4TH of July

You may wonder, “Why do we celebrate the 4th of July? What does it mean?” Well, this day is incredibly significant in American history, as it marks the day the United States officially became its own nation. The Declaration of Independence was adopted on July 4th, 1776—and thus, America was born. American citizens celebrate America’s birthday with festivals, parades, fireworks, barbecues, sparklers, and other festive activities.

4th of July Facts 

1. The Declaration of Independence was not signed on July 4, 1776. That’s actually the day it was formally adopted by the Continental Congress, but it wasn’t signed by most signatories until August. 

2. American typically eat 150 million hot dogs on Independence Day, “enough to stretch from D.C. to L.A. more than five times,” according to the National Hot Dog and Sausage Council.

3. Three presidents have died on July 4: Thomas Jefferson, John Adams, and James Monroe.

Related: History Facts

4. John Adams believed that American independence should be celebrated on July 2, as that’s the actual day the Continental Congress voted for independence in 1776. 

5. Annoyed that Independence Day wasn’t celebrated on July 2, Adams reportedly turned down invitations to July 4 celebrations throughout his life.

6. Massachusetts became the first state to make the 4th of July an official state holiday in 1781. 

7. President Zachary Taylor died in 1850 after eating spoiled fruit at a July 4 celebration.

8. The famed Macy’s fireworks show in New York City uses more than 75,000 fireworks shells and costs about $6 million. 

9. Nathan’s Famous Hot Dog Eating Contest is held annually on July 4. In 2018, champion Joey Chestnut ate 74 hot dogs with buns in just 10 minutes.

10. Independence Day became a federal holiday in 1870. 

11. As of 2016, July 4 was the number one holiday for beer sales in the U.S., according to the National Beer Wholesalers Association

12. In 1778, George Washington gave his soldiers a double ration of rum to celebrate the July 4 holiday. 

13. Every July 4, descendants of the signers of the Declaration of Independence tap the Liberty Bell 13 times in honor of the original 13 colonies.

14. Eating salmon is a July 4 tradition in parts of New England. 

15. Small towns in the U.S. typically spend between $8,000 and $15,000 on their fireworks displays. 

16. President Calvin Coolidge was born on July 4, 1872. 

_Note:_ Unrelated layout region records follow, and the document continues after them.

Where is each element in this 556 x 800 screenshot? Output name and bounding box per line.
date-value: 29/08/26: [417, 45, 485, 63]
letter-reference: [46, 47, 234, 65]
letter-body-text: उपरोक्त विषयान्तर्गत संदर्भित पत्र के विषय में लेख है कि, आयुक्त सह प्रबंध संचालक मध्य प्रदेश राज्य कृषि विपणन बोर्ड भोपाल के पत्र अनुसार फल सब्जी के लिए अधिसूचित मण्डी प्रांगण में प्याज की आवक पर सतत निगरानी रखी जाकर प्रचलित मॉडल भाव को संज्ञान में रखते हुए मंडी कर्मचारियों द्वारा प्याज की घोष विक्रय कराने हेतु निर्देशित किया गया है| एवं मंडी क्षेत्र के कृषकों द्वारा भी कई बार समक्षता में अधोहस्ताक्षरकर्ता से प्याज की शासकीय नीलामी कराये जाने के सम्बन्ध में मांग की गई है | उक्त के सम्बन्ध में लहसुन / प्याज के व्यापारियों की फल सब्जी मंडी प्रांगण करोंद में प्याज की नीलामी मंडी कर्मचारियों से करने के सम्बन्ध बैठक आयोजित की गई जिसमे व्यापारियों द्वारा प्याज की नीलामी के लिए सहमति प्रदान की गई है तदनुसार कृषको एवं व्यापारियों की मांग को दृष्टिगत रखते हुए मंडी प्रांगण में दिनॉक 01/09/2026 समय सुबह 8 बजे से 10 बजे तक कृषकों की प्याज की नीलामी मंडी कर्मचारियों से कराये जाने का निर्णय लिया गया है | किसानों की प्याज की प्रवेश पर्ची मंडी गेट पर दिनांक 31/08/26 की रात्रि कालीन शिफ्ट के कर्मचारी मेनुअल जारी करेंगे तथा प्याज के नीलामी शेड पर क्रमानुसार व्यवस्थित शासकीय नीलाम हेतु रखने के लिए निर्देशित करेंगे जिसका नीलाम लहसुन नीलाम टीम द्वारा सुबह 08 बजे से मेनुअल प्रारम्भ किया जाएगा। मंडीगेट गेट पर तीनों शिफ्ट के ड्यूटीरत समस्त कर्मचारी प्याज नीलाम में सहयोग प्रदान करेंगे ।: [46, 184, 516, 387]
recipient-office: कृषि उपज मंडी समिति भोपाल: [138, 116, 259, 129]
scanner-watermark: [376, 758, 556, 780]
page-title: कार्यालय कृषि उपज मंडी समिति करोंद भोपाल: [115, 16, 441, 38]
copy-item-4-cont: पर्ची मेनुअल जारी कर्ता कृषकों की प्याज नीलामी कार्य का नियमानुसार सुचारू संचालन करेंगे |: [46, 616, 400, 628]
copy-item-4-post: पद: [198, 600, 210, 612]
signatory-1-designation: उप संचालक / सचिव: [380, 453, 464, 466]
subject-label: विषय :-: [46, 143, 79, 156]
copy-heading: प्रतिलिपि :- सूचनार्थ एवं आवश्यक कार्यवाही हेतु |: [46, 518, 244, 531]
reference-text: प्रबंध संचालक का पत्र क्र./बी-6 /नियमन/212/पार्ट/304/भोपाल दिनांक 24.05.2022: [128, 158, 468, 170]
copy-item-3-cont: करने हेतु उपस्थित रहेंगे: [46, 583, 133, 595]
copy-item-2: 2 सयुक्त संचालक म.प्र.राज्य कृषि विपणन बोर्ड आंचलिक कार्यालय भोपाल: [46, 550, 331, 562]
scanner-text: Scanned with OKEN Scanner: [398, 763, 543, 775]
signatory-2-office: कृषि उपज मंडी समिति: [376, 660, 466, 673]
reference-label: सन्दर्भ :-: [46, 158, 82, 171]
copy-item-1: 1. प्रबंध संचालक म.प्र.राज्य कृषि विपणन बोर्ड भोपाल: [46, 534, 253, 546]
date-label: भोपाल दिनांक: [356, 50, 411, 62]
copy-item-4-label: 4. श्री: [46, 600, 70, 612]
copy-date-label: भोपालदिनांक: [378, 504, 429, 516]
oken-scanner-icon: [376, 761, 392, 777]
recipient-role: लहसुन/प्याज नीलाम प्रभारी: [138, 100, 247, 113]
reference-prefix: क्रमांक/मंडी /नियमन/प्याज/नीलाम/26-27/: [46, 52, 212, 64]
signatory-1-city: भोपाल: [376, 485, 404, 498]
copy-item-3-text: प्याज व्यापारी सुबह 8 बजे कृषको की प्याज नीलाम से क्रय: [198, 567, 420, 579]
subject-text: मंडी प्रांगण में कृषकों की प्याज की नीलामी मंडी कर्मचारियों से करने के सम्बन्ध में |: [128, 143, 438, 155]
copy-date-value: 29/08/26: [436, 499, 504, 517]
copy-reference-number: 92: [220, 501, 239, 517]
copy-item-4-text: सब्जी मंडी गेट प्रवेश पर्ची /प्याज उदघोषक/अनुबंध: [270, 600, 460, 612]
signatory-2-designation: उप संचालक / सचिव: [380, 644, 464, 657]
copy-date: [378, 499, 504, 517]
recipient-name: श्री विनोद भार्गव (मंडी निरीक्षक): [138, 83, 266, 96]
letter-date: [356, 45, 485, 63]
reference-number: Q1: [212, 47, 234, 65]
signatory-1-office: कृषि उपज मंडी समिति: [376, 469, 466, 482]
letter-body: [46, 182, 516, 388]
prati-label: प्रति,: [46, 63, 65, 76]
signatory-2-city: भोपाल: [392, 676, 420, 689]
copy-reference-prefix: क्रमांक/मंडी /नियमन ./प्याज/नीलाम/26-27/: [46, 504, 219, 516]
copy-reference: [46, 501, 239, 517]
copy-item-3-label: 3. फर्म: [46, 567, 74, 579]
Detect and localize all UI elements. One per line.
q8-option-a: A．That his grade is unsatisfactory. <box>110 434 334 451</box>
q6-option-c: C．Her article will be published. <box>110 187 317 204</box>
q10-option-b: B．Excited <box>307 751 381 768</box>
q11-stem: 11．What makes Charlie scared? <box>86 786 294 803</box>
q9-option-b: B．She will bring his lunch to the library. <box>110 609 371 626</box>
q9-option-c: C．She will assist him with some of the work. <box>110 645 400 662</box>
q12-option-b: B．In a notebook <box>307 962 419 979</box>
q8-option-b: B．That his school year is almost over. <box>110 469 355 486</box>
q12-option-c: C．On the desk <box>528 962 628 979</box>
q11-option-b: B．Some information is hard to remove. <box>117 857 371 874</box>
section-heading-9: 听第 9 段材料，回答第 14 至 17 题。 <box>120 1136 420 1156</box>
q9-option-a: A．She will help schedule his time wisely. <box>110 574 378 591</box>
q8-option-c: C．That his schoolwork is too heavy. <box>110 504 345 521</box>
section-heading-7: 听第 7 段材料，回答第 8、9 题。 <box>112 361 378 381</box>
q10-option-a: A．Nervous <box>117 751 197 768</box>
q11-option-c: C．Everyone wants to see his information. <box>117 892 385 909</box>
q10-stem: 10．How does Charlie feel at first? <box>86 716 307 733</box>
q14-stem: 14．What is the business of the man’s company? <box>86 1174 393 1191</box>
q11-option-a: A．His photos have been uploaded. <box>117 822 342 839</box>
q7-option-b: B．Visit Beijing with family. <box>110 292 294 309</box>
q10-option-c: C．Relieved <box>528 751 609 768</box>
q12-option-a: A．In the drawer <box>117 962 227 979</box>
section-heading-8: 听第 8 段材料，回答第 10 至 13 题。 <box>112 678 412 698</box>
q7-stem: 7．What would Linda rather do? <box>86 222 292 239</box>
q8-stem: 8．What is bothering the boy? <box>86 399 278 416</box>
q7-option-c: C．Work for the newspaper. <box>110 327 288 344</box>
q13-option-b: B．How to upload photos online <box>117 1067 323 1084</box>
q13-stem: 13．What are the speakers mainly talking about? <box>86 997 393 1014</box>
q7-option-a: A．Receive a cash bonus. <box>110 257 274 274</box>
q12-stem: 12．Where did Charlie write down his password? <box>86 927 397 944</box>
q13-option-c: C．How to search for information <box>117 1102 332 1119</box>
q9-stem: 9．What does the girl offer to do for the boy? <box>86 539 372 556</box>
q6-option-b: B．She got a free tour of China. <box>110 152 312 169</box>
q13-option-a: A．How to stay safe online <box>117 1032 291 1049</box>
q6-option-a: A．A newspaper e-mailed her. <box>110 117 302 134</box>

17. About 16,000 July 4 fireworks displays happen around the country each year, according to the American Pyrotechnics Association

18. With many fireworks shows canceled in 2020 due to COVID-19, the American Pyrotechnics Association is asking for financial help from Congress to keep family-run fireworks businesses afloat. 

19. Starting in 1818, new stars and stripes were added to the American flag each July 4 to make the creation of new states. 

20. The U.S. Flag Code offers guidelines for flying the flag on July 4, and every day. 

22. The first July 4 celebration took place at the White House on 1801, hosted by Thomas Jefferson.